Como tantos
outros, foi presa por trabalhar contra a
nova ordem estabelecida, no Chile de 1973: Alba, a personagem do primeiro
romance de Isabel Allende, La casa de
los espíritos, publicado em 1982. Houve um momento, nas sua vida
universitária que se deixou atrair pelas
noites insones, passadas num café, falando das transformações que precisaria o
mundo. Então, esteve certa de que, chegado o tempo, poderia dar a vida por uma
justa causa. Mas, foi por amor a Miguel, um líder estudantil, e não por
convicção ideológica que se entrincheirou com os estudantes na Universidade.
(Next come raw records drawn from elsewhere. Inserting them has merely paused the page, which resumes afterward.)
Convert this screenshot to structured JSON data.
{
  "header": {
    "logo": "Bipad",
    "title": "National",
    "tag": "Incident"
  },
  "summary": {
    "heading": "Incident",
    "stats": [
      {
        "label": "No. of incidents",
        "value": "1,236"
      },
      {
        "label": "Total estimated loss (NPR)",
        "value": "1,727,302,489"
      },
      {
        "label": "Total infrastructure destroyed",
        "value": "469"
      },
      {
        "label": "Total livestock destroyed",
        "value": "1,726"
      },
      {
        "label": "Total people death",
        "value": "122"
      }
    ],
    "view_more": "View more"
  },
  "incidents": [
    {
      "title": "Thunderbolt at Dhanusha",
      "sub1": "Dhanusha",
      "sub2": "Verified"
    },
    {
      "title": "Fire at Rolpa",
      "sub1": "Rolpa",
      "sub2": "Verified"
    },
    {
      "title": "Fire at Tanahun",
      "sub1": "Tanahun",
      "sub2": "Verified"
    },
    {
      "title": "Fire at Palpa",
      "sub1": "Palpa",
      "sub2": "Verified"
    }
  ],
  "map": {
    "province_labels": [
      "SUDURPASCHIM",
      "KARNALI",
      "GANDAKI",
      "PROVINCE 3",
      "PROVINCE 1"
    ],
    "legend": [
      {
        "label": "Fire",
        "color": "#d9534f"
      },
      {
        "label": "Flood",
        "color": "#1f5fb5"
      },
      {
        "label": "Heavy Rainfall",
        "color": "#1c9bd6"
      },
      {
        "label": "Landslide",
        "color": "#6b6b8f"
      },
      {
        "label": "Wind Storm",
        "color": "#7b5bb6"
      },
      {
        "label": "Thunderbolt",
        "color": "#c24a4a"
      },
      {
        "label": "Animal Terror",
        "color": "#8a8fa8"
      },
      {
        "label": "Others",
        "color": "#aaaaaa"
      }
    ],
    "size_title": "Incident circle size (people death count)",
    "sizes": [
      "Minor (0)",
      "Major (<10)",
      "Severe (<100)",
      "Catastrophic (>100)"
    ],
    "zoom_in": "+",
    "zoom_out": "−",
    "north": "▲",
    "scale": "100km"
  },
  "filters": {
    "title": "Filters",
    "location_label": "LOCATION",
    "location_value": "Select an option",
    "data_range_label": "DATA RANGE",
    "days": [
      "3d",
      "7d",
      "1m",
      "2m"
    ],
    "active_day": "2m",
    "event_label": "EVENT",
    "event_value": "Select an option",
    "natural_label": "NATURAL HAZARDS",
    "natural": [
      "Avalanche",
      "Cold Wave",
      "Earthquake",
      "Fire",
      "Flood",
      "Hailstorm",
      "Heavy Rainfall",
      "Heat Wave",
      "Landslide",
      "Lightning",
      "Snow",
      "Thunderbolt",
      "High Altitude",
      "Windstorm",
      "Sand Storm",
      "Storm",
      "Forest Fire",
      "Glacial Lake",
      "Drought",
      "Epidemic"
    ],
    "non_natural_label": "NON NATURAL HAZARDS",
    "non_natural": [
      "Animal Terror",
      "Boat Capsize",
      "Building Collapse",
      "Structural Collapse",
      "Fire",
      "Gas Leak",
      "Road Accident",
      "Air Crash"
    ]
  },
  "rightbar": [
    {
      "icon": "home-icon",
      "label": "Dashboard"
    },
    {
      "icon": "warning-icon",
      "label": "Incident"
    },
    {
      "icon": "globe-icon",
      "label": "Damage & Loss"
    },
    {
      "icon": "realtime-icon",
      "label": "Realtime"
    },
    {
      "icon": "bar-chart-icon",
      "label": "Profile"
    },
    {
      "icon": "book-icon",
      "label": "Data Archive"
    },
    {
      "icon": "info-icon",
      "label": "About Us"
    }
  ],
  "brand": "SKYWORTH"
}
Neta de um senador da república, latifundiário, acostumado ao mando, um grande
inimigo dos marxistas. Pensou Alba que a sua influência – afinal havia sido o
primeiro a se opor ao governo eleito pelas esquerdas, fora ele que estabelecera
os contactos com os militares e com os gringos para derrubá-lo – entre os que
haviam usurpado o poder , a protegeria se descobertas fossem as suas
intervenções para esconder pessoas perseguidas ou para conduzi-las às
embaixadas.
No entanto,
quando tal aconteceu, foi levada de sua casa, diante do olhar alquebrado do
outrora poderoso e prepotente senador , já então, pequeno e miserável como um ancião doente, que não pode impedir nem que a esbofeteassem na sua frente.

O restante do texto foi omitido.